Each person, corporation, partnership, or other entity seeking licensing must pay an application fee of $150 and an investigation fee of $550. These fees are non-refundable. The Board may also require an applicant to pay supplementary investigative fees and costs, and require a deposit to be paid by the applicant in advance as a condition precedent to beginning or continuing an investigation. After all supplementary investigative fees and costs have been paid by an applicant, the Board shall refund to the person who made the required deposit any balance remaining in the investigative account of the applicant together with an itemized accounting of the investigative fees and costs incurred.

How Long Does the Process Take?

Because each licensing application is unique, the length of each investigation varies according to the individual facts.

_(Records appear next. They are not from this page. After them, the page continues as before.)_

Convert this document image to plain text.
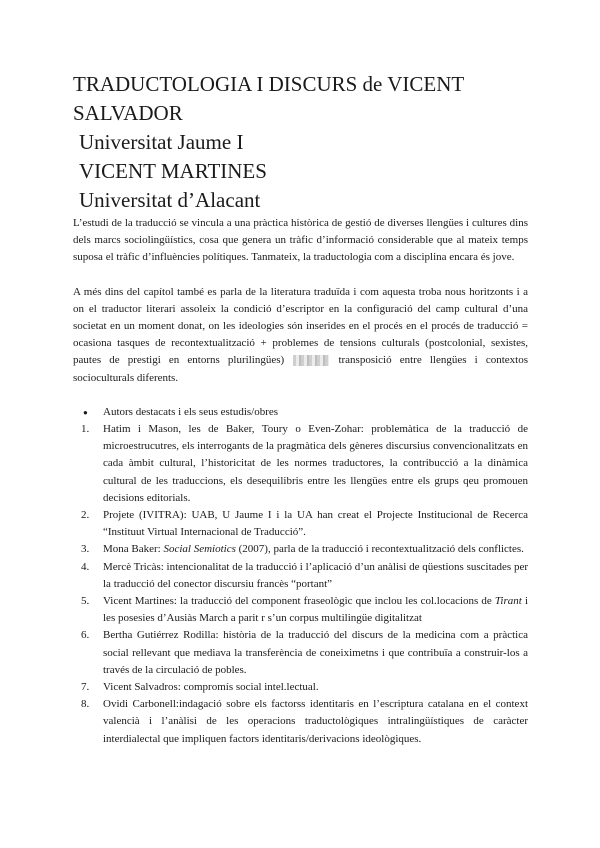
TRADUCTOLOGIA I DISCURS de VICENT
SALVADOR
Universitat Jaume I
VICENT MARTINES
Universitat d’Alacant

L’estudi de la traducció se vincula a una pràctica històrica de gestió de diverses llengües i cultures dins dels marcs sociolingüístics, cosa que genera un tràfic d’informació considerable que al mateix temps suposa el tràfic d’influències polítiques. Tanmateix, la traductologia com a disciplina encara és jove.

A més dins del capítol també es parla de la literatura traduïda i com aquesta troba nous horitzonts i a on el traductor literari assoleix la condició d’escriptor en la configuració del camp cultural d’una societat en un moment donat, on les ideologies són inserides en el procés en el procés de traducció = ocasiona tasques de recontextualització + problemes de tensions culturals (postcolonial, sexistes, pautes de prestigi en entorns plurilingües)	transposició entre llengües i contextos socioculturals diferents.

● Autors destacats i els seus estudis/obres
1. Hatim i Mason, les de Baker, Toury o Even-Zohar: problemàtica de la traducció de microestrucutres, els interrogants de la pragmàtica dels gèneres discursius convencionalitzats en cada àmbit cultural, l’historicitat de les normes traductores, la contribucció a la dinàmica cultural de les traduccions, els desequilibris entre les llengües entre els grups qeu promouen decisions editorials.
2. Projete (IVITRA): UAB, U Jaume I i la UA han creat el Projecte Institucional de Recerca “Instituut Virtual Internacional de Traducció”.
3. Mona Baker: Social Semiotics (2007), parla de la traducció i recontextualització dels conflictes.
4. Mercè Tricàs: intencionalitat de la traducció i l’aplicació d’un anàlisi de qüestions suscitades per la traducció del conector discursiu francès “portant”
5. Vicent Martines: la traducció del component fraseològic que inclou les col.locacions de Tirant i les posesies d’Ausiàs March a parit r s’un corpus multilingüe digitalitzat
6. Bertha Gutiérrez Rodilla: història de la traducció del discurs de la medicina com a pràctica social rellevant que mediava la transferència de coneiximetns i que contribuïa a construir-los a través de la circulació de pobles.
7. Vicent Salvadros: compromís social intel.lectual.
8. Ovidi Carbonell:indagació sobre els factorss identitaris en l’escriptura catalana en el context valencià i l’anàlisi de les operacions traductològiques intralingüístiques de caràcter interdialectal que impliquen factors identitaris/derivacions ideològiques.
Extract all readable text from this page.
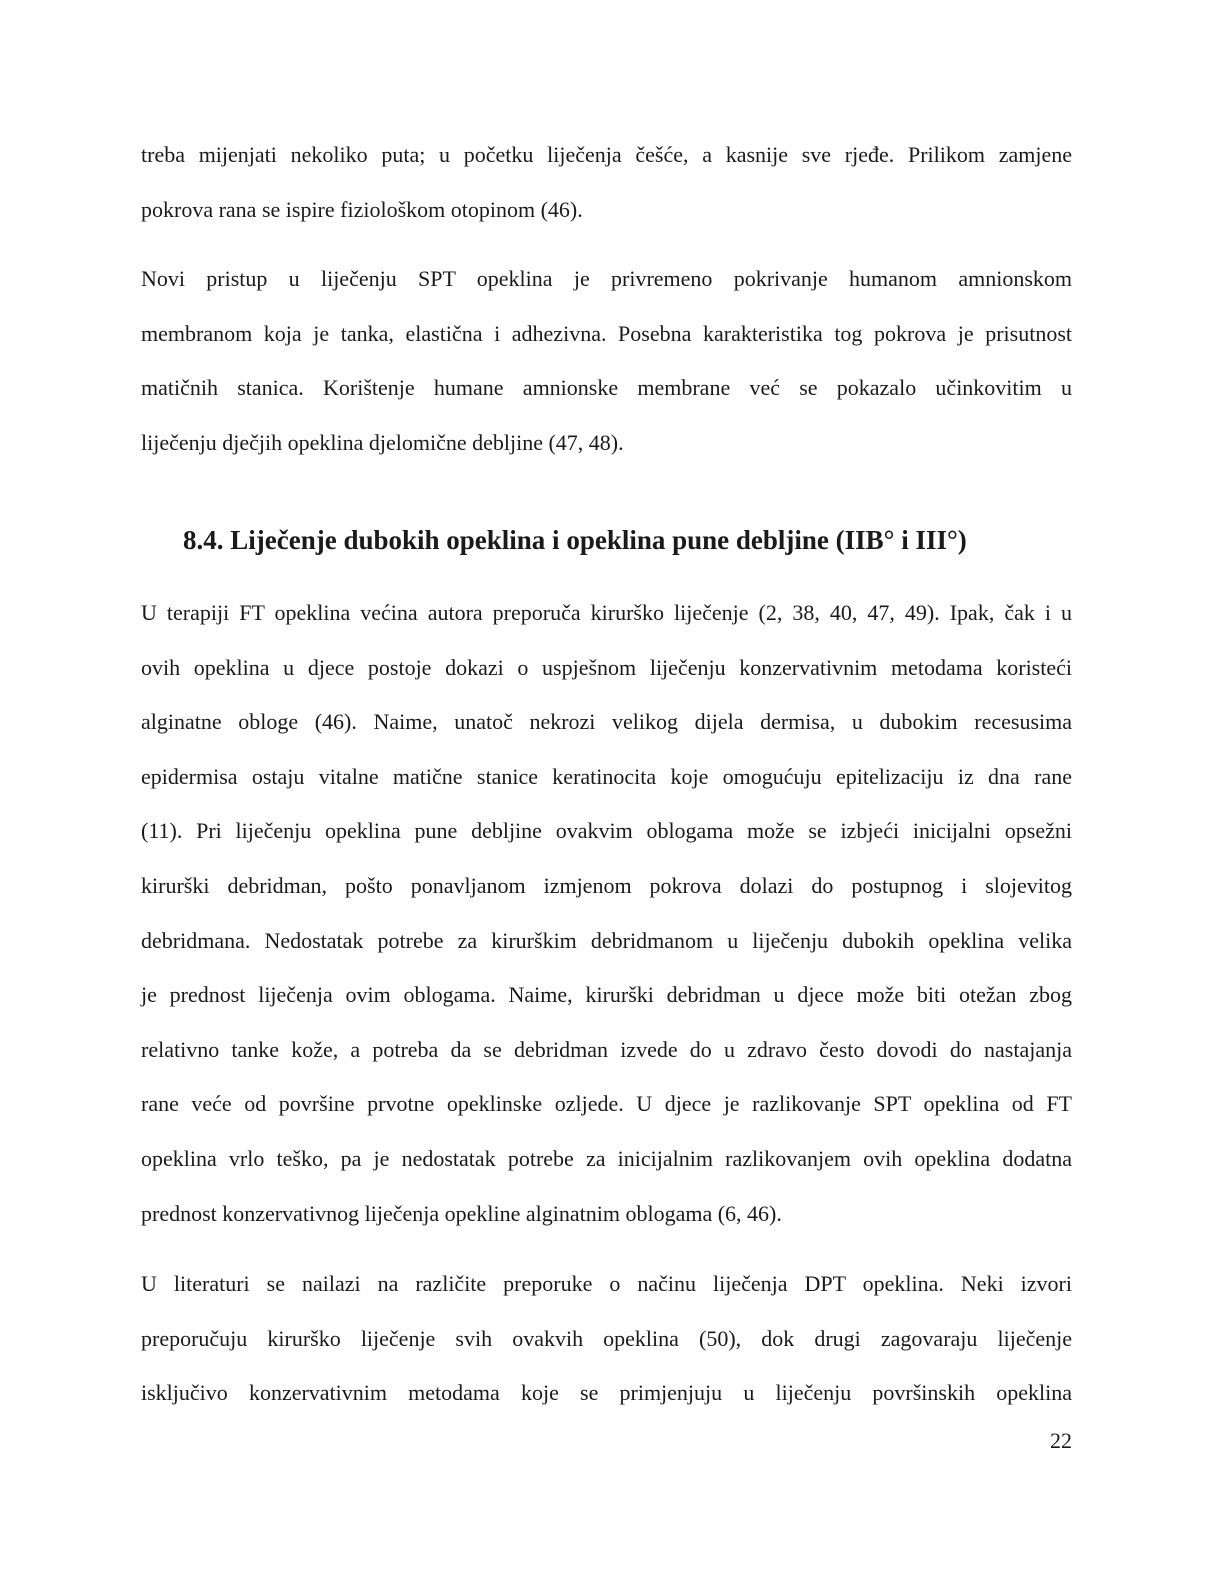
treba mijenjati nekoliko puta; u početku liječenja češće, a kasnije sve rjeđe. Prilikom zamjene
pokrova rana se ispire fiziološkom otopinom (46).
Novi pristup u liječenju SPT opeklina je privremeno pokrivanje humanom amnionskom
membranom koja je tanka, elastična i adhezivna. Posebna karakteristika tog pokrova je prisutnost
matičnih stanica. Korištenje humane amnionske membrane već se pokazalo učinkovitim u
liječenju dječjih opeklina djelomične debljine (47, 48).
8.4. Liječenje dubokih opeklina i opeklina pune debljine (IIB° i III°)
U terapiji FT opeklina većina autora preporuča kirurško liječenje (2, 38, 40, 47, 49). Ipak, čak i u
ovih opeklina u djece postoje dokazi o uspješnom liječenju konzervativnim metodama koristeći
alginatne obloge (46). Naime, unatoč nekrozi velikog dijela dermisa, u dubokim recesusima
epidermisa ostaju vitalne matične stanice keratinocita koje omogućuju epitelizaciju iz dna rane
(11). Pri liječenju opeklina pune debljine ovakvim oblogama može se izbjeći inicijalni opsežni
kirurški debridman, pošto ponavljanom izmjenom pokrova dolazi do postupnog i slojevitog
debridmana. Nedostatak potrebe za kirurškim debridmanom u liječenju dubokih opeklina velika
je prednost liječenja ovim oblogama. Naime, kirurški debridman u djece može biti otežan zbog
relativno tanke kože, a potreba da se debridman izvede do u zdravo često dovodi do nastajanja
rane veće od površine prvotne opeklinske ozljede. U djece je razlikovanje SPT opeklina od FT
opeklina vrlo teško, pa je nedostatak potrebe za inicijalnim razlikovanjem ovih opeklina dodatna
prednost konzervativnog liječenja opekline alginatnim oblogama (6, 46).
U literaturi se nailazi na različite preporuke o načinu liječenja DPT opeklina. Neki izvori
preporučuju kirurško liječenje svih ovakvih opeklina (50), dok drugi zagovaraju liječenje
isključivo konzervativnim metodama koje se primjenjuju u liječenju površinskih opeklina
22
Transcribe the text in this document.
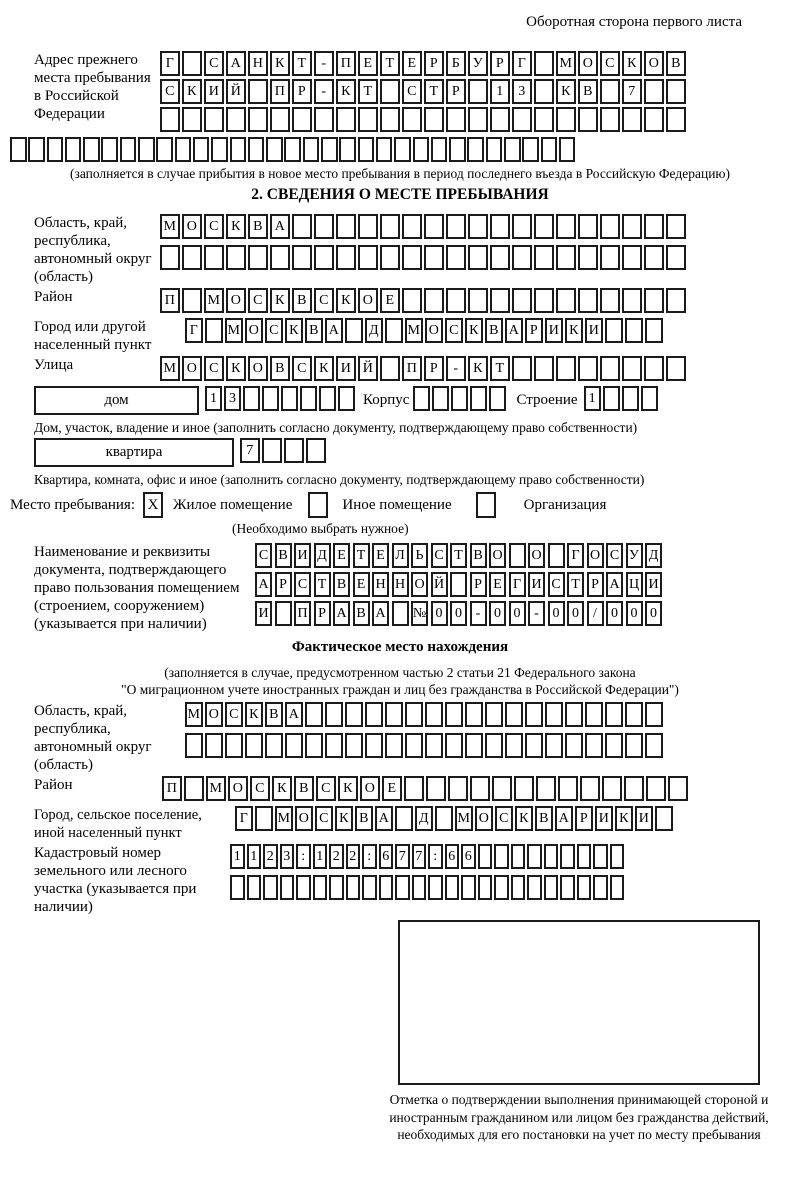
Оборотная сторона первого листа
Адрес прежнего места пребывания в Российской Федерации
Г	С А Н К Т	-	П Е Т Е Р	Б У Р	Г	М О С К О В
С К И Й	П Р	-	К Т	С Т Р	1	3	К В	7
(заполняется в случае прибытия в новое место пребывания в период последнего въезда в Российскую Федерацию)
2. СВЕДЕНИЯ О МЕСТЕ ПРЕБЫВАНИЯ
Область, край, республика, автономный округ (область)
М О С К В А
Район	П	М О С К В С К О Е
Город или другой населенный пункт
Г	М О С К В А Д М О С К В А Р И К И
Улица	М О С К О В С К И Й	П Р	-	К Т
дом	1 3	Корпус	Строение 1
Дом, участок, владение и иное (заполнить согласно документу, подтверждающему право собственности)
квартира	7
Квартира, комната, офис и иное (заполнить согласно документу, подтверждающему право собственности)
Место пребывания: X Жилое помещение	Иное помещение	Организация
(Необходимо выбрать нужное)
Наименование и реквизиты документа, подтверждающего право пользования помещением (строением, сооружением) (указывается при наличии)
С В И Д Е Т Е Л Ь С Т В О О	Г О С У Д
А Р С Т В Е Н Н О Й	Р Е Г И С Т Р А Ц И
И П Р А В А № 0 0 - 0 0 - 0 0	/	0 0 0
Фактическое место нахождения
(заполняется в случае, предусмотренном частью 2 статьи 21 Федерального закона
"О миграционном учете иностранных граждан и лиц без гражданства в Российской Федерации")
Область, край, республика, автономный округ (область)
М О С К В А
Район	П	М О С К В С К О Е
Город, сельское поселение, иной населенный пункт
Г	М О С К В А Д М О С К В А Р И К И
Кадастровый номер земельного или лесного участка (указывается при наличии)
1 1 2 3 : 1 2 2 : 6 7 7 : 6 6
Отметка о подтверждении выполнения принимающей стороной и иностранным гражданином или лицом без гражданства действий, необходимых для его постановки на учет по месту пребывания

As such, no specific time frame for the investigative procedure is provided within either the Nevada Gaming Control Act or Regulation 4, which concentrates on the application procedure for restricted licensing. Within a reasonable amount of time after the filing of an application and such supplemental information as the Board may require, the Board commences its investigation. Typically, the process from filing to hearing will take about six to eight months, but this timeframe can be influenced by many factors, such as the completeness of the application, the diligence of the applicant in providing additional information, the workload at the Gaming Control Board, the number and nature of issues posed by the application, and the complexity of the business deal.

What Are The Typical Reasons an Application Might Be Denied?

A common question is what are the reasons an applicant might be denied? In essence, the regulators are attempting to decide how to best serve Nevada public policy. The regulators will not permit a person to engage in the gaming industry when their involvement is likely to result in regulatory violations or create a poor public perception because of the person’s poor reputation. Because of this, regulatory licensing issues typically concern either the applicant’s character, experience, cooperation, regulatory compliance or financial viability. Character issues on which a denial may be based include:

• Arrest or conviction of a crime involving violence; gambling or moral turpitude.

• An unexplained pattern of arrests.

• Arrest for cause for a gaming crime.

• Association with organized crime or unsuitable persons.

• Failure to list negative information on the application.

• Poor business ethics as demonstrated by civil cases, such as fraud or securities violations.

• Sustained or current illegal drug use.

• Discovery of unsuitable business practices such as bribes, tax evasion and the like. Failure to provide truthful and complete answers to the gaming agents. Regulatory compliance issues on which a denial may be based include:

• Prior unsuitable operation of incidental gaming operations.

• Poor, absent, or incorrect record keeping.

• A pattern of regulatory violations, whether intentional or not.

• Lack of diligence in completing the gaming application.

• Failure to respond in a timely manner to the agents during the course of an investigation. Financial issues on which a denial may be based include:

• Failure to demonstrate financial viability regarding maintaining gaming operations within your premises.

• Failure to show a legitimate source of funds.

• Ownership of any interest whatsoever in such premises by a person who is unqualified to or disqualified from holding a gaming license.